Que faire aujourd’hui de cette mémoire vivante du déracinement ?
À Sainte-Livrade-sur-Lot, le CAFI est un lieu discret.
Pas un monument. Pas un musée.
Un lieu habité, chargé de vies, de départs contraints et de mémoires entremêlées.
Après la guerre d’Indochine, des centaines de familles françaises d’Indochine y ont été accueillies — et y vivent encore aujourd’hui — dans un espace pensé comme provisoire.
Le site est resté vivant, porteur d’histoires familiales, de silences, de transmissions intimes.

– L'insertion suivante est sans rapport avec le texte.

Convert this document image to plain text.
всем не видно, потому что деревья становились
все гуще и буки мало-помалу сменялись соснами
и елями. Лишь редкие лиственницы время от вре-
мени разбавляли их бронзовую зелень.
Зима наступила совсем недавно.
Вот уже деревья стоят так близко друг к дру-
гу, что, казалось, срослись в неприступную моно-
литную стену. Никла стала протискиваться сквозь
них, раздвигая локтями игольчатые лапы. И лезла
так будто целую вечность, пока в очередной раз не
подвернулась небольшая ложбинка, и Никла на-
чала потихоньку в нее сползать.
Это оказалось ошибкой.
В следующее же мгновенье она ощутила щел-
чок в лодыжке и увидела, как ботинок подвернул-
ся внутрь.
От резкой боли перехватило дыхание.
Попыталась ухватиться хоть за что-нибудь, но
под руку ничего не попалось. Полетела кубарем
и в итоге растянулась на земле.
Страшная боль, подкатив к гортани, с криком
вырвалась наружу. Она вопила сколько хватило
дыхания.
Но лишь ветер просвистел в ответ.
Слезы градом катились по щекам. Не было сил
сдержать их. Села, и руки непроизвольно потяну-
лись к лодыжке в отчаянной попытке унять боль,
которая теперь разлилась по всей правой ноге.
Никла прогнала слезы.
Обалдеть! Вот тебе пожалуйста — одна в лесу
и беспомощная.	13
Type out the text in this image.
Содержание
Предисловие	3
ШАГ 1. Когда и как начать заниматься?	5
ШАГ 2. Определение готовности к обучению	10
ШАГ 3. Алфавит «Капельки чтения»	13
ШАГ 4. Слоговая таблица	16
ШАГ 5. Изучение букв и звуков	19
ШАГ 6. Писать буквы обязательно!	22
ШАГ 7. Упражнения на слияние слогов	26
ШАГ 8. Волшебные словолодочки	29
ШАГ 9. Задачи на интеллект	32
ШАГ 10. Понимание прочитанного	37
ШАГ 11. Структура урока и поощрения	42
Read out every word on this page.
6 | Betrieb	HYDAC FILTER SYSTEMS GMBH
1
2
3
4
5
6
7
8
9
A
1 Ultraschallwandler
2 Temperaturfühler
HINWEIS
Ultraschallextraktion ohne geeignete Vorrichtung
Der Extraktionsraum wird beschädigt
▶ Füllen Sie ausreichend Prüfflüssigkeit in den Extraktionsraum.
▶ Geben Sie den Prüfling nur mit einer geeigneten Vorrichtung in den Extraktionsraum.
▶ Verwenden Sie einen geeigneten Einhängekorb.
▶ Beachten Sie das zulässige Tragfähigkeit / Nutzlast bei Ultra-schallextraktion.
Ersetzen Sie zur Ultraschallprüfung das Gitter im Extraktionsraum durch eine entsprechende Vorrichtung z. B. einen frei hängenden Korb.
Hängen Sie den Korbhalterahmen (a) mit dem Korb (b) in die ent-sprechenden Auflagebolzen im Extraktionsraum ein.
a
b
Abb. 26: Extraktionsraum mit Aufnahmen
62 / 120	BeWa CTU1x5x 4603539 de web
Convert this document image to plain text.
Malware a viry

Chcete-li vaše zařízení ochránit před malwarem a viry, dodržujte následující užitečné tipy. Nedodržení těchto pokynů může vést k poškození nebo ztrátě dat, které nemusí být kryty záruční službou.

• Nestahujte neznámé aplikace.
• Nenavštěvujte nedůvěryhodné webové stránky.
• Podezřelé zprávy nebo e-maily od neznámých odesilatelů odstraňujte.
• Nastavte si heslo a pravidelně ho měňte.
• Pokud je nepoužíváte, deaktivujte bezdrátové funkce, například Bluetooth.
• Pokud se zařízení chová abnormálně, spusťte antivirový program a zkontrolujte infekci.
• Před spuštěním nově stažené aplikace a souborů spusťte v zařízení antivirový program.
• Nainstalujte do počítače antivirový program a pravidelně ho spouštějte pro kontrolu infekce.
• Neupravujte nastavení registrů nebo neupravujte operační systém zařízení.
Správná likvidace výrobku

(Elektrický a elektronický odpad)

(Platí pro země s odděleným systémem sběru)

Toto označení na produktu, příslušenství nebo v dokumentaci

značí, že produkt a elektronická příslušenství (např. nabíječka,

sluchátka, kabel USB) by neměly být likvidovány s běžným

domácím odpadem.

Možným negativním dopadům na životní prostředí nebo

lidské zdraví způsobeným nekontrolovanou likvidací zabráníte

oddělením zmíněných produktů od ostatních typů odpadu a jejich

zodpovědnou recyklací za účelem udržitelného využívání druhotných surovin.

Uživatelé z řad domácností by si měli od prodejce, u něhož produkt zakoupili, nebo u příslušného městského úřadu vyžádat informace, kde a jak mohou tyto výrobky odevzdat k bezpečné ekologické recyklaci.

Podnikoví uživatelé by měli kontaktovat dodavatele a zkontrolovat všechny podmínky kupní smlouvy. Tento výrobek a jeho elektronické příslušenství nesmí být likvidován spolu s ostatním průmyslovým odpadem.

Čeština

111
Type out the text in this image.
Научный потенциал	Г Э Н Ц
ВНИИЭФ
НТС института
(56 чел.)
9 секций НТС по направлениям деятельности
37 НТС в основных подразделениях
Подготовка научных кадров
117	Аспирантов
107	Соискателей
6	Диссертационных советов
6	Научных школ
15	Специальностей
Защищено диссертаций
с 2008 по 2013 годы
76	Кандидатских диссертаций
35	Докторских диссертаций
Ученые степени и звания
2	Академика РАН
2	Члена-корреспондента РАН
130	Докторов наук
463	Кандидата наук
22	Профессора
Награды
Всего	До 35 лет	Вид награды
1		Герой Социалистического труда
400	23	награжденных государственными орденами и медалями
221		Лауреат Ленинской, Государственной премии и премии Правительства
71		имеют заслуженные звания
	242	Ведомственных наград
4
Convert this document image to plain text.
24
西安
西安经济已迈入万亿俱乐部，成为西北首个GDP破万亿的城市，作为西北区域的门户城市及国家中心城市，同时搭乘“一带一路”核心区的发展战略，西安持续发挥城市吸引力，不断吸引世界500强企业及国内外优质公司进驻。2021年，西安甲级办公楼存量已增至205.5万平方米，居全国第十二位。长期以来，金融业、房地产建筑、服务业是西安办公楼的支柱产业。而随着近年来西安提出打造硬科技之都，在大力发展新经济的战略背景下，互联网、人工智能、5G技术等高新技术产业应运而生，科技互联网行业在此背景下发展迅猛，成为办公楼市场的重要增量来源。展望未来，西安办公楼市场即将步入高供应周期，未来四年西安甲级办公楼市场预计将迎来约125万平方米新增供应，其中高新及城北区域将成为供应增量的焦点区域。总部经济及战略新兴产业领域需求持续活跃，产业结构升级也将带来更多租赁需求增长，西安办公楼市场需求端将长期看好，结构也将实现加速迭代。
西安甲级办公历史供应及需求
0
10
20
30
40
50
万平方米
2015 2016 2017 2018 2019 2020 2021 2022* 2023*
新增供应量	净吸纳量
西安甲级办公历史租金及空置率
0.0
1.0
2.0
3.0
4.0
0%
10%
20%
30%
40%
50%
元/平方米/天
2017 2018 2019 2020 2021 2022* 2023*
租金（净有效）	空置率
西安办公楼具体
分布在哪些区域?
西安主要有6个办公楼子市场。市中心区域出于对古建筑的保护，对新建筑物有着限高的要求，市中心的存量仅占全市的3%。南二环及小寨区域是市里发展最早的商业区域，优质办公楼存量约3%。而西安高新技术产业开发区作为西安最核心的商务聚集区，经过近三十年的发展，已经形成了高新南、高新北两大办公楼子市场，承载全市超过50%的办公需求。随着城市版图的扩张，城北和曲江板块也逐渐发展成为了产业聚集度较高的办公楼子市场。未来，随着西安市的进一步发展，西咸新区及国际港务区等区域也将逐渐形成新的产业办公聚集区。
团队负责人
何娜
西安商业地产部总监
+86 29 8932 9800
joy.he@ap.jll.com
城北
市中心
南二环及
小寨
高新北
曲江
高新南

Aujourd’hui, la question n’est pas seulement que raconter, mais comment le faire :
👉 comment faire dialoguer histoire et mémoires plurielles autour d’un même fil rouge ?
👉 comment reconnaître sans hiérarchiser ?
👉 comment transformer un lieu de relégation en lieu de compréhension, de transmission et de réflexion ?
C’est dans ce contexte que nous engageons le diagnostic du site :
– rencontres avec les habitants et le tissu associatif,
– écoute des mémoires et des attentes,
– mise en place d’un comité scientifique,
– construction collective d’un cadre de travail partagé.
L’objectif : permettre à la Ville de Sainte-Livrade-sur-Lot de choisir un scénario clair et assumé, dont nous écrirons le programme muséographique, pour choisir ensuite le maîtrise d’œuvre.
Un projet sensible, exigeant, profondément contemporain.
Un lieu qui ne cherche pas à figer le passé, mais à l’interroger depuis le présent.